Gore Vidal e José Saramago: a reescrita da modernidade

Os romances de Gore Vidal e de José Saramago são “exemplos de resistência contra os abusos da representação oficial da memória da nação”, defende a investigadora Adriana Alves da Paula Martins numa obra em que analisa e compara as obras dos dois escritores.

“A construção da memória da nação em José Saramago e Gore Vidal” é o título do estudo daquela académica da Universidade Católica Portuguesa,  publicado pela editora alemã Peter Lang em 2006, e que é uma versão revista da sua tese de doutoramento.

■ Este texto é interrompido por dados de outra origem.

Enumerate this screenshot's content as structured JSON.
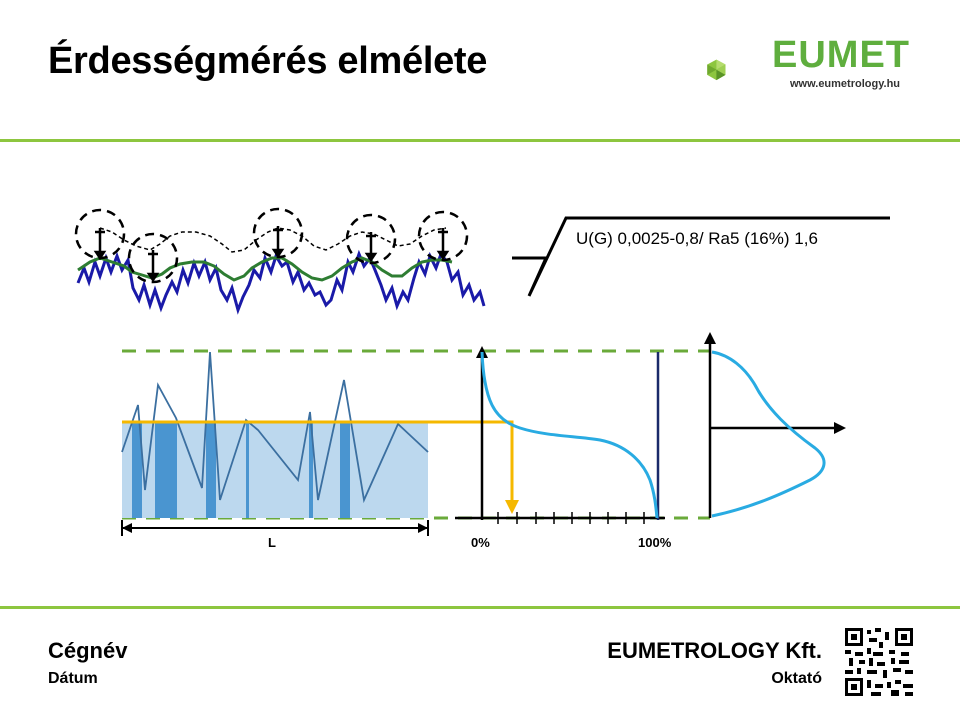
{
  "slide": {
    "title": "Érdességmérés elmélete"
  },
  "logo": {
    "name": "EUMET",
    "url": "www.eumetrology.hu",
    "brand_color": "#5fae3e"
  },
  "diagram": {
    "surface_symbol_text": "U(G) 0,0025-0,8/ Ra5 (16%) 1,6",
    "length_label": "L",
    "axis_start_label": "0%",
    "axis_end_label": "100%",
    "colors": {
      "profile": "#1a1aa8",
      "mean_line": "#2e7d32",
      "dashed_guides": "#6aaa3a",
      "material_curve": "#29abe2",
      "level_line": "#f5b800",
      "fill_light": "#bcd8ee",
      "fill_dark": "#4a95d0"
    }
  },
  "footer": {
    "company": "Cégnév",
    "date": "Dátum",
    "org": "EUMETROLOGY Kft.",
    "role": "Oktató"
  }
}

“Acredito que os romances saramaguianos e vidalianos, ao porem em xeque as representações literária e histórica do passado através do desencadeamento de um processo de revisão da memória da nação, refletem, em certa medida, a perda da confiança espistemológica no projeto da modernidade, procurando, por outro lado, tentar redimensioná-lo”, defende Adriana Martins, que diz ainda: “Apesar de as propostas de reconfiguração simbólica da memória da nação feitas por Saramago e Vidal serem ficcionais, elas acabam, de alguma forma, por ganhar o estatuto de memórias ‘oficiais’, sobretudo quando se considera o facto de ambos os escritores serem personalidades de relevo nacional e internacional, que têm um papel importante de intervenção nas vidas política e cultural dos seus países”.

 

A análise feita pela autora do estudo é minuciosa e contempla diferentes obras dos escritores, sublinhando as diferenças e os pontos de contacto.

Na conclusão, aponta:

“Ao interrogarem as representações do passado através do questionamento sobre a construção da memória da nação e ao exporem as manipulações a que a memória colectiva está sujeita, os romances dos dois escritores declaram, ainda que em graus bem diferentes, guerra ao conhecimento totalizador subjacente à historiografia oficial e assumem uma dimensão que é cognitiva, didática e ideológica, que, por sua vez, é projetada na reconfiguração simbólica da memória da nação que deles releva. (…) Nesse sentido, encaro os romances dos dois autores como momentos de reescrita da modernidade, na medida em que, com Milan Kundera, acredito que eles se constituem em respostas às obras que lhes antecederam, ao conterem em si toda a experiência anterior do romance enquanto género.”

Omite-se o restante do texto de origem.